​Auf der Suche nach Verstärkungen für die Offensive haben die Verantwortlichen von ​Borussia Mönchengladbach offenbar erneut Marco Richter ins Visier genommen. Medienberichten zufolge haben die Fohlen beim ​FC Augsburg die Chancen auf einen möglichen Transfer abgeklopft.


Im vergangenen Sommer hat Richter bei der U21-Europameisterschaft mit starken Leistungen auf sich aufmerksam gemacht und sich damit auch in den Fokus der ​Bundesliga-Konkurrenz gespielt. Dem Vernehmen nach bemühten sich die Fohlen bereits im Sommer um den Offensivspieler, handelten sich jedoch eine Absage ein. 

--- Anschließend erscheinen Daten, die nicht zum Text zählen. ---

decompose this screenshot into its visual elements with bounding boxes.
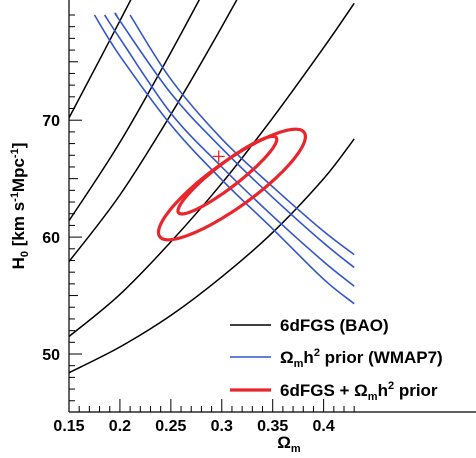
bao-curve-4 — [69, 0, 201, 222]
y-tick-labels: 50 60 70 — [42, 113, 60, 364]
y-axis-title: H0 [km s-1Mpc-1] — [9, 143, 31, 270]
contour-outer — [156, 127, 307, 242]
y-tick-label: 60 — [42, 230, 60, 247]
combined-contours — [156, 127, 307, 242]
x-tick-label: 0.4 — [313, 418, 335, 435]
bao-curve-5 — [69, 0, 132, 119]
wmap-curve-1 — [93, 14, 355, 305]
x-tick-labels: 0.15 0.2 0.25 0.3 0.35 0.4 — [53, 418, 334, 435]
x-tick-label: 0.3 — [211, 418, 233, 435]
wmap-curve-2 — [103, 14, 355, 287]
x-ticks — [68, 399, 355, 412]
axes — [68, 0, 476, 413]
legend-label-wmap: Ωmh2 prior (WMAP7) — [280, 347, 443, 370]
bao-curve-1 — [69, 138, 355, 374]
y-ticks — [69, 14, 82, 402]
x-tick-label: 0.2 — [109, 418, 131, 435]
best-fit-marker — [212, 150, 225, 163]
plot-area — [69, 0, 355, 374]
legend-label-bao: 6dFGS (BAO) — [280, 316, 389, 335]
y-tick-label: 70 — [42, 113, 60, 130]
bao-curve-3 — [69, 0, 238, 263]
y-tick-label: 50 — [42, 347, 60, 364]
wmap-curve-3 — [114, 12, 355, 269]
wmap-prior-curves — [93, 12, 355, 305]
legend-label-combined: 6dFGS + Ωmh2 prior — [280, 380, 438, 403]
x-tick-label: 0.35 — [257, 418, 288, 435]
bao-curve-2 — [69, 2, 355, 338]
x-tick-label: 0.15 — [53, 418, 84, 435]
contour-inner — [176, 134, 279, 216]
x-axis-title: Ωm — [277, 433, 301, 455]
x-tick-label: 0.25 — [155, 418, 186, 435]
wmap-curve-4 — [129, 14, 355, 256]
legend: 6dFGS (BAO) Ωmh2 prior (WMAP7) 6dFGS + Ωmh… — [230, 316, 443, 403]
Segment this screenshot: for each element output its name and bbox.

Laut Informationen der Bild-Zeitung streckt Gladbach wieder die Fühler nach dem 22-jährigen Angreifer aus. Demnach haben die Fohlen beim FCA wegen eines Transfers nachgefragt. Als Ablösesumme schweben dem Tabellenführer angeblich rund zehn Millionen Euro vor, was dem aktuellen Marktwert von Richter entspricht. 


Wechsel im Winter äußerst unwahrscheinlich


Dass die bayerischen Schwaben ihr Eigengewächs im Winter abgeben, kann allerdings nahezu ausgeschlossen werden. Der Youngster zählt beim Tabellenzwölften nicht nur zum Stammpersonal, sondern ist auch wegen des drohenden Abstiegskampfes fest eingeplant. Da auch bei Gladbach momentan kein Bedarf in der Offensive besteht, könnte ein Transfer im nächsten Sommer zum Thema werden. Mit Fabian Johnson und Raffael hat die Borussia zwei Offensivspieler im Kader, deren Verträge am Saisonende auslaufen. Bei Ibrahima Traoré (Vertrag bis 2021) stehen die Zeichen ebenfalls auf Abschied. 


Richter bringt zweifelsohne ausreichend Potenzial mit, um am Niederrhein Fuß zu fassen. In der laufenden Saison bestritt der Rechtsfuß, der beim jüngsten ​4:0-Heimerfolg gegen Hertha BSC ​verletzungsbedingt ausgewechselt werden musste, elf Pflichtspiele, in denen er an drei Treffern (zwei Tore/drei Vorlagen) direkt beteiligt war. Vertraglich ist der Linksaußen noch bis Sommer 2023 gebunden.